Leaving healthcare behind, I press Sanders on the Green Party’s recent performance in local elections. Despite the party trying to spin a so-called ‘Green Surge’ last year, they actually went backwards in this year’s local elections, losing three seats and being beaten into fifth place behind UKIP. I put this to Sanders and asked him what he thought and how the party could improve. ‘I wish I knew,’ replies Sanders. He has clearly thought on this issue a lot himself, and is troubled by it. “It was a mixed night. We did quite well in London and we did well in Scotland, but in Oxford we lost two seats,” he continues. “I think we lost in Oxford because of the Corbyn effect. A lot of people who’ve come to the Green Party in despair of Labour over the years have thought that the Corbyn election means that the Labour Party is different – my view is that we don’t yet know if this is true, and it certainly hasn’t been so far. But I think that’s what happened in Oxford and it was replicated in a number of other places.” As for improving the party’s prospects, Sanders thinks focusing on the issues facing the NHS and what the other parties mean for it is key, and he aims to be a big part in getting this across.
Our interview drew to a close by discussing the elephant in the room – Larry’s brother. I asked Larry that while it seemed like Hillary has the race against Bernie – whom he endearingly refers to as Bernard – sewn up, what the high levels of support his brother had garnered meant for American politics. His response is a mixture of cynicism about the American ‘establishment’ tempered with faith in the American people and mass politics.
“The American political situation has changed”
“Well, first of all you’re right that it’s likely that Hillary will win but it’s not 100% certain. There is a small chance that Bernard will come through – essentially because he does so much better in polling against Trump. So it may well be that enough Democratic superdelegates would prefer to win the election than retain control of the party – but typically politicians prefer control of their parties, so I’m not too hopeful,” he observes. “As for what it means,” he continues, “first of all it means that a lot of nonsense about how American voters are totally conservative and would never dream of voting for a socialist is just that – nonsense. Given a good candidate – even one who is as scandalously underreported as Bernard – people will vote for them.”

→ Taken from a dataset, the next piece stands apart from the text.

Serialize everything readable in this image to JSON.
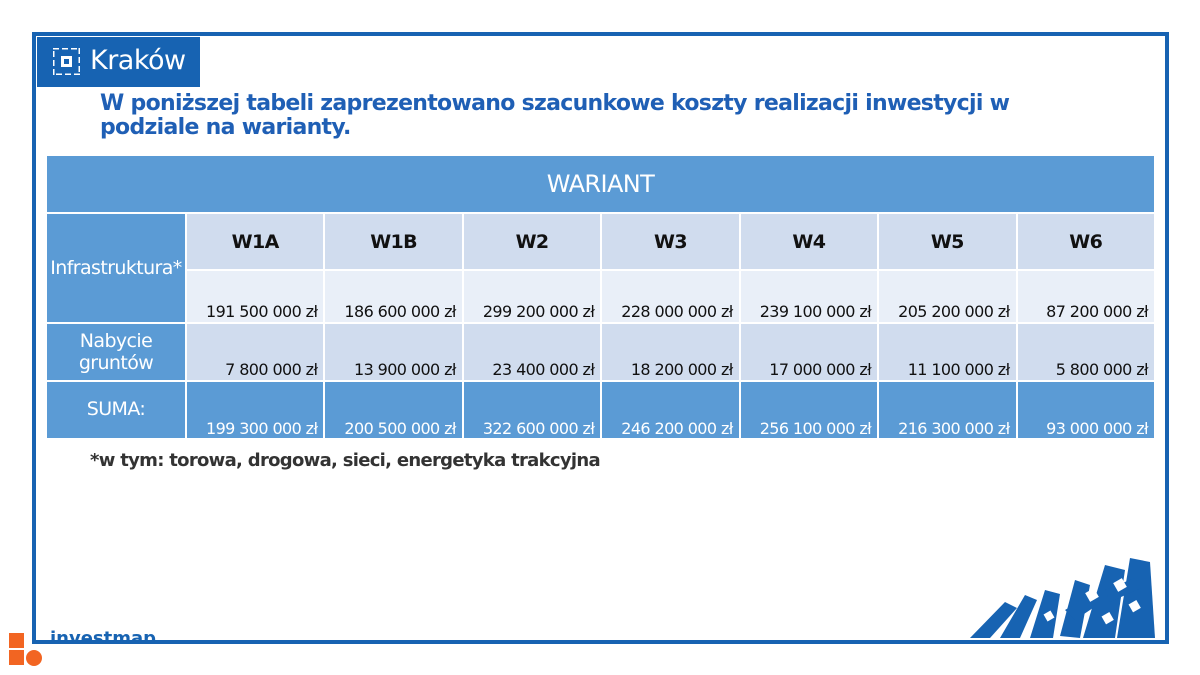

Sanders is very opimistic about the levels of support his brother has been able to drum up and predicts that it has changed politics for good, and that we have certainly not seen the end of Bernie. “I think the fact that so many people are supporting Bernard, and in particular younger people, shows that something has happened which is unlikely to be rolled back. The American political situation has changed, and I think Bernard himself will continue to be a leader in the next few years even if he doesn’t get the nomination. I think he will contest the leadership of the Democratic party at every level and will contest for different policies in the Democratic party and there’s a good chance that he and the people who come after him and around him will succeed.”